Ness adds 'teacher' to his resume
Growing up in Cloquet, Michael Baumgarten first came to know of Don Ness when the former Duluth mayor was the wunderkind of local politics.
So when the college junior saw Ness’ name attached to an offering on the University of Minnesota Duluth course catalog, Baumgarten jumped at the chance.
“Right away I knew: ‘I’ve got to take this class,’ ” said the 22-year-old political science major. “He’s a local celebrity and it was a really cool opportunity.”
Ness, 42, is teaching a once-a-week night course titled “Strategic Thinking for Campaigns, Activism and Governance.”
“It’s been a lot of fun,” said Ness, describing a small upper-level class that features several of its 15 or so students having previously worked on political campaigns. “It’s a discussion-based class and we have a lot of lively conversations.”
The current elections for U.S. president and Minnesota’s 8th Congressional District provide ample fodder, but the intent isn’t to rehash the headlines or merely talk about the mechanics of campaigning. Instead, Ness said it’s his goal to dive into the motives for what unfolds on television and in the headlines.
“We talk about how somebody in political life can find advantage in being more strategic and thoughtful about their actions,” said Ness, who proceeded to unfurl a deep understanding of what it takes to gain strategic advantage.
Asked to recollect a personal example of this, he talked about his first election for mayor, when he beat Charlie Bell by roughly 1,500 votes in 2007. Duluth was facing a lot of big issues at the time, including a budget shortfall and the looming threat of the city’s retiree health care plan bankrupting the city.
Instead of passing those issues off as having been caused by those who came before him — a timeworn political strategy — “I came in and embraced responsibility for those very significant problems,” Ness said.
He believes that approach built trust with the citizenry. Ness went on to be re-elected with 95 percent of the vote in 2011, running unopposed.
After leaving office in 2015, Ness took a full-time position at Lake Superior College, where he currently works as the executive director of Workforce Training and Community Development. The notion of teaching first arose in “very casual conversations as I was leaving office,” he said.
Earlier this year, UMD professor Paul Sharp, the head of the political science department and a one-time teacher of Ness’ when he was a UMD student, finally approached Ness about making it happen. Ness, who guessed he has given more than 100 guest lectures in his career, developed a curriculum that was approved.
One of the results of that curriculum is the fact that Baumgarten gets to play lobbyist for a semester. As part of the course, Ness has his students mocking out a scenario which finds Uber attempting to work its way into the Duluth transportation matrix.

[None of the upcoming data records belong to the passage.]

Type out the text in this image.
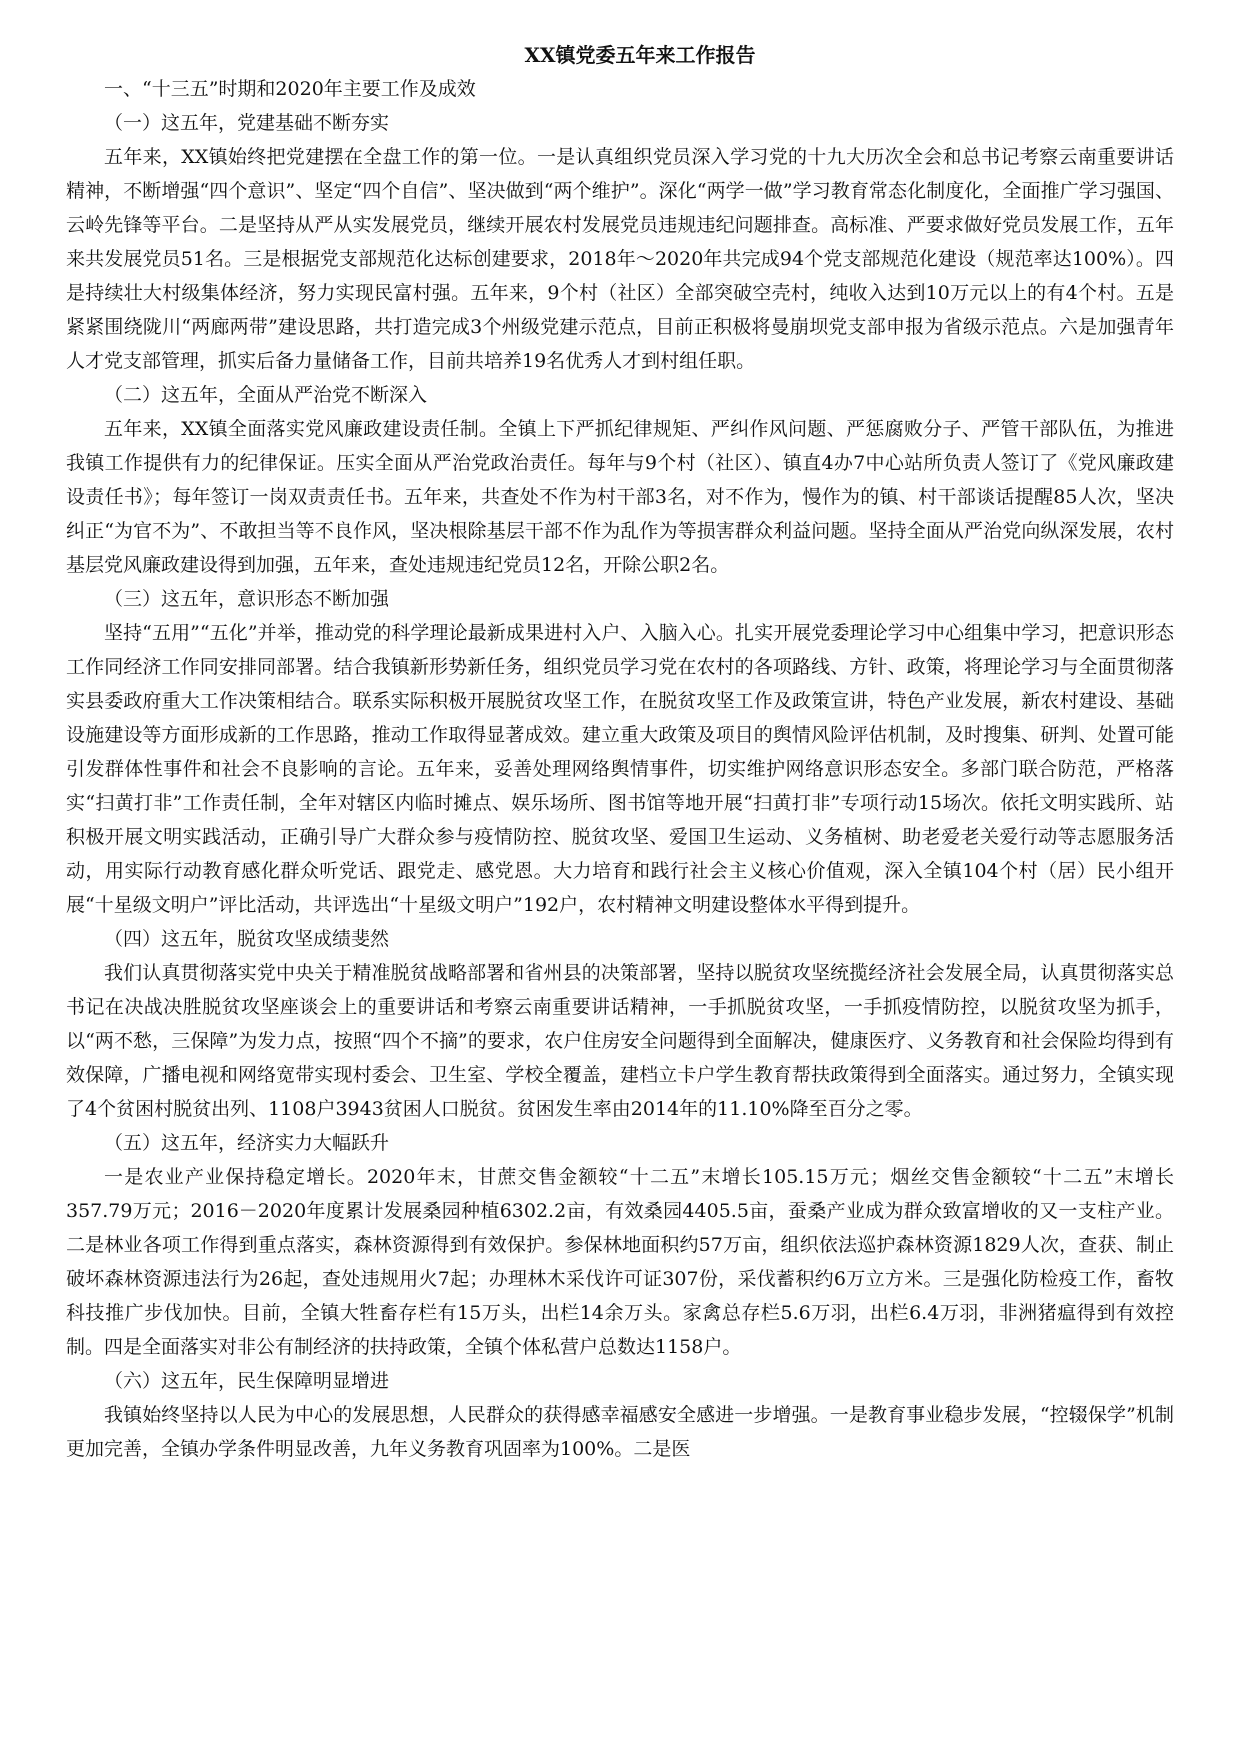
XX镇党委五年来工作报告

一、“十三五”时期和2020年主要工作及成效

（一）这五年，党建基础不断夯实

五年来，XX镇始终把党建摆在全盘工作的第一位。一是认真组织党员深入学习党的十九大历次全会和总书记考察云南重要讲话精神，不断增强“四个意识”、坚定“四个自信”、坚决做到“两个维护”。深化“两学一做”学习教育常态化制度化，全面推广学习强国、云岭先锋等平台。二是坚持从严从实发展党员，继续开展农村发展党员违规违纪问题排查。高标准、严要求做好党员发展工作，五年来共发展党员51名。三是根据党支部规范化达标创建要求，2018年～2020年共完成94个党支部规范化建设（规范率达100%）。四是持续壮大村级集体经济，努力实现民富村强。五年来，9个村（社区）全部突破空壳村，纯收入达到10万元以上的有4个村。五是紧紧围绕陇川“两廊两带”建设思路，共打造完成3个州级党建示范点，目前正积极将曼崩坝党支部申报为省级示范点。六是加强青年人才党支部管理，抓实后备力量储备工作，目前共培养19名优秀人才到村组任职。

（二）这五年，全面从严治党不断深入

五年来，XX镇全面落实党风廉政建设责任制。全镇上下严抓纪律规矩、严纠作风问题、严惩腐败分子、严管干部队伍，为推进我镇工作提供有力的纪律保证。压实全面从严治党政治责任。每年与9个村（社区）、镇直4办7中心站所负责人签订了《党风廉政建设责任书》；每年签订一岗双责责任书。五年来，共查处不作为村干部3名，对不作为，慢作为的镇、村干部谈话提醒85人次，坚决纠正“为官不为”、不敢担当等不良作风，坚决根除基层干部不作为乱作为等损害群众利益问题。坚持全面从严治党向纵深发展，农村基层党风廉政建设得到加强，五年来，查处违规违纪党员12名，开除公职2名。

（三）这五年，意识形态不断加强

坚持“五用”“五化”并举，推动党的科学理论最新成果进村入户、入脑入心。扎实开展党委理论学习中心组集中学习，把意识形态工作同经济工作同安排同部署。结合我镇新形势新任务，组织党员学习党在农村的各项路线、方针、政策，将理论学习与全面贯彻落实县委政府重大工作决策相结合。联系实际积极开展脱贫攻坚工作，在脱贫攻坚工作及政策宣讲，特色产业发展，新农村建设、基础设施建设等方面形成新的工作思路，推动工作取得显著成效。建立重大政策及项目的舆情风险评估机制，及时搜集、研判、处置可能引发群体性事件和社会不良影响的言论。五年来，妥善处理网络舆情事件，切实维护网络意识形态安全。多部门联合防范，严格落实“扫黄打非”工作责任制，全年对辖区内临时摊点、娱乐场所、图书馆等地开展“扫黄打非”专项行动15场次。依托文明实践所、站积极开展文明实践活动，正确引导广大群众参与疫情防控、脱贫攻坚、爱国卫生运动、义务植树、助老爱老关爱行动等志愿服务活动，用实际行动教育感化群众听党话、跟党走、感党恩。大力培育和践行社会主义核心价值观，深入全镇104个村（居）民小组开展“十星级文明户”评比活动，共评选出“十星级文明户”192户，农村精神文明建设整体水平得到提升。

（四）这五年，脱贫攻坚成绩斐然

我们认真贯彻落实党中央关于精准脱贫战略部署和省州县的决策部署，坚持以脱贫攻坚统揽经济社会发展全局，认真贯彻落实总书记在决战决胜脱贫攻坚座谈会上的重要讲话和考察云南重要讲话精神，一手抓脱贫攻坚，一手抓疫情防控，以脱贫攻坚为抓手，以“两不愁，三保障”为发力点，按照“四个不摘”的要求，农户住房安全问题得到全面解决，健康医疗、义务教育和社会保险均得到有效保障，广播电视和网络宽带实现村委会、卫生室、学校全覆盖，建档立卡户学生教育帮扶政策得到全面落实。通过努力，全镇实现了4个贫困村脱贫出列、1108户3943贫困人口脱贫。贫困发生率由2014年的11.10%降至百分之零。

（五）这五年，经济实力大幅跃升

一是农业产业保持稳定增长。2020年末，甘蔗交售金额较“十二五”末增长105.15万元；烟丝交售金额较“十二五”末增长357.79万元；2016－2020年度累计发展桑园种植6302.2亩，有效桑园4405.5亩，蚕桑产业成为群众致富增收的又一支柱产业。二是林业各项工作得到重点落实，森林资源得到有效保护。参保林地面积约57万亩，组织依法巡护森林资源1829人次，查获、制止破坏森林资源违法行为26起，查处违规用火7起；办理林木采伐许可证307份，采伐蓄积约6万立方米。三是强化防检疫工作，畜牧科技推广步伐加快。目前，全镇大牲畜存栏有15万头，出栏14余万头。家禽总存栏5.6万羽，出栏6.4万羽，非洲猪瘟得到有效控制。四是全面落实对非公有制经济的扶持政策，全镇个体私营户总数达1158户。

（六）这五年，民生保障明显增进

我镇始终坚持以人民为中心的发展思想，人民群众的获得感幸福感安全感进一步增强。一是教育事业稳步发展，“控辍保学”机制更加完善，全镇办学条件明显改善，九年义务教育巩固率为100%。二是医
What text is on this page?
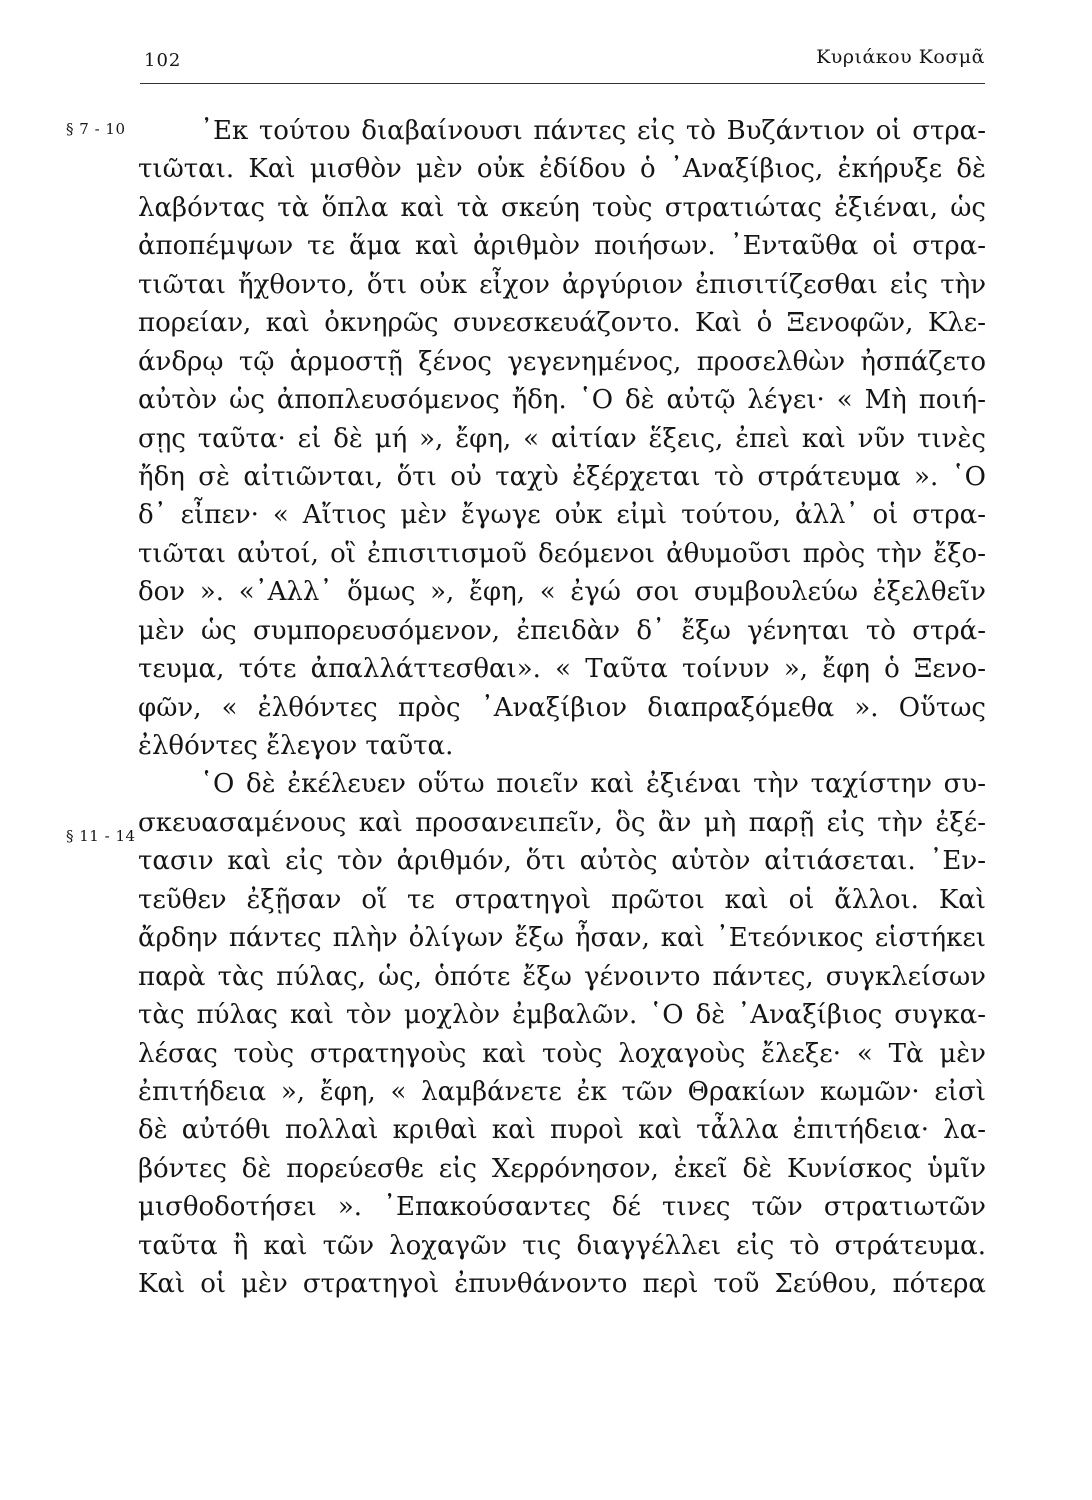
102	Κυριάκου Κοσμᾶ
§ 7 - 10
§ 11 - 14
᾿Εκ τούτου διαβαίνουσι πάντες εἰς τὸ Βυζάντιον οἱ στρα-
τιῶται. Καὶ μισθὸν μὲν οὐκ ἐδίδου ὁ ᾿Αναξίβιος, ἐκήρυξε δὲ
λαβόντας τὰ ὅπλα καὶ τὰ σκεύη τοὺς στρατιώτας ἐξιέναι, ὡς
ἀποπέμψων τε ἅμα καὶ ἀριθμὸν ποιήσων. ᾿Ενταῦθα οἱ στρα-
τιῶται ἤχθοντο, ὅτι οὐκ εἶχον ἀργύριον ἐπισιτίζεσθαι εἰς τὴν
πορείαν, καὶ ὀκνηρῶς συνεσκευάζοντο. Καὶ ὁ Ξενοφῶν, Κλε-
άνδρῳ τῷ ἁρμοστῇ ξένος γεγενημένος, προσελθὼν ἠσπάζετο
αὐτὸν ὡς ἀποπλευσόμενος ἤδη. ῾Ο δὲ αὐτῷ λέγει· « Μὴ ποιή-
σῃς ταῦτα· εἰ δὲ μή », ἔφη, « αἰτίαν ἕξεις, ἐπεὶ καὶ νῦν τινὲς
ἤδη σὲ αἰτιῶνται, ὅτι οὐ ταχὺ ἐξέρχεται τὸ στράτευμα ». ῾Ο
δ᾿ εἶπεν· « Αἴτιος μὲν ἔγωγε οὐκ εἰμὶ τούτου, ἀλλ᾿ οἱ στρα-
τιῶται αὐτοί, οἳ ἐπισιτισμοῦ δεόμενοι ἀθυμοῦσι πρὸς τὴν ἔξο-
δον ». «᾿Αλλ᾿ ὅμως », ἔφη, « ἐγώ σοι συμβουλεύω ἐξελθεῖν
μὲν ὡς συμπορευσόμενον, ἐπειδὰν δ᾿ ἔξω γένηται τὸ στρά-
τευμα, τότε ἀπαλλάττεσθαι». « Ταῦτα τοίνυν », ἔφη ὁ Ξενο-
φῶν, « ἐλθόντες πρὸς ᾿Αναξίβιον διαπραξόμεθα ». Οὕτως
ἐλθόντες ἔλεγον ταῦτα.
῾Ο δὲ ἐκέλευεν οὕτω ποιεῖν καὶ ἐξιέναι τὴν ταχίστην συ-
σκευασαμένους καὶ προσανειπεῖν, ὃς ἂν μὴ παρῇ εἰς τὴν ἐξέ-
τασιν καὶ εἰς τὸν ἀριθμόν, ὅτι αὐτὸς αὑτὸν αἰτιάσεται. ᾿Εν-
τεῦθεν ἐξῇσαν οἵ τε στρατηγοὶ πρῶτοι καὶ οἱ ἄλλοι. Καὶ
ἄρδην πάντες πλὴν ὀλίγων ἔξω ἦσαν, καὶ ᾿Ετεόνικος εἱστήκει
παρὰ τὰς πύλας, ὡς, ὁπότε ἔξω γένοιντο πάντες, συγκλείσων
τὰς πύλας καὶ τὸν μοχλὸν ἐμβαλῶν. ῾Ο δὲ ᾿Αναξίβιος συγκα-
λέσας τοὺς στρατηγοὺς καὶ τοὺς λοχαγοὺς ἔλεξε· « Τὰ μὲν
ἐπιτήδεια », ἔφη, « λαμβάνετε ἐκ τῶν Θρακίων κωμῶν· εἰσὶ
δὲ αὐτόθι πολλαὶ κριθαὶ καὶ πυροὶ καὶ τἆλλα ἐπιτήδεια· λα-
βόντες δὲ πορεύεσθε εἰς Χερρόνησον, ἐκεῖ δὲ Κυνίσκος ὑμῖν
μισθοδοτήσει ». ᾿Επακούσαντες δέ τινες τῶν στρατιωτῶν
ταῦτα ἢ καὶ τῶν λοχαγῶν τις διαγγέλλει εἰς τὸ στράτευμα.
Καὶ οἱ μὲν στρατηγοὶ ἐπυνθάνοντο περὶ τοῦ Σεύθου, πότερα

Students have been divided into city councilors, a mayor, a reporter, lobbyist and more and they debate the possibility from their selected roles. Ness said he wants his students to see politics from multiple dimensions and putting them into the mock scenario forces them to behave with empathy and sometimes counter to their personal beliefs.
“As lobbyist, I get a very colorful and fun role,” Baumgarten said. “Just last class he was talking about a smoking ban that was being debated in Duluth years back. He’ll supplement his experience into what we’re doing. We really get it firsthand from him.”
Ness doesn’t know what his teaching future holds. He’s not scheduled to teach again next semester.
Instead, he’s amenable to seeing the same curveballs he enjoys delivering to his students. Last class, he told Baumgarten that Uber had failed to honor its contract with its public relations firm.
“Now instead of pushing for the city to get an Uber contract I’m lobbying for the taxi cabs,” Baumgarten said. “This is one of those curveballs he likes. It’s not a cliché kind of class.”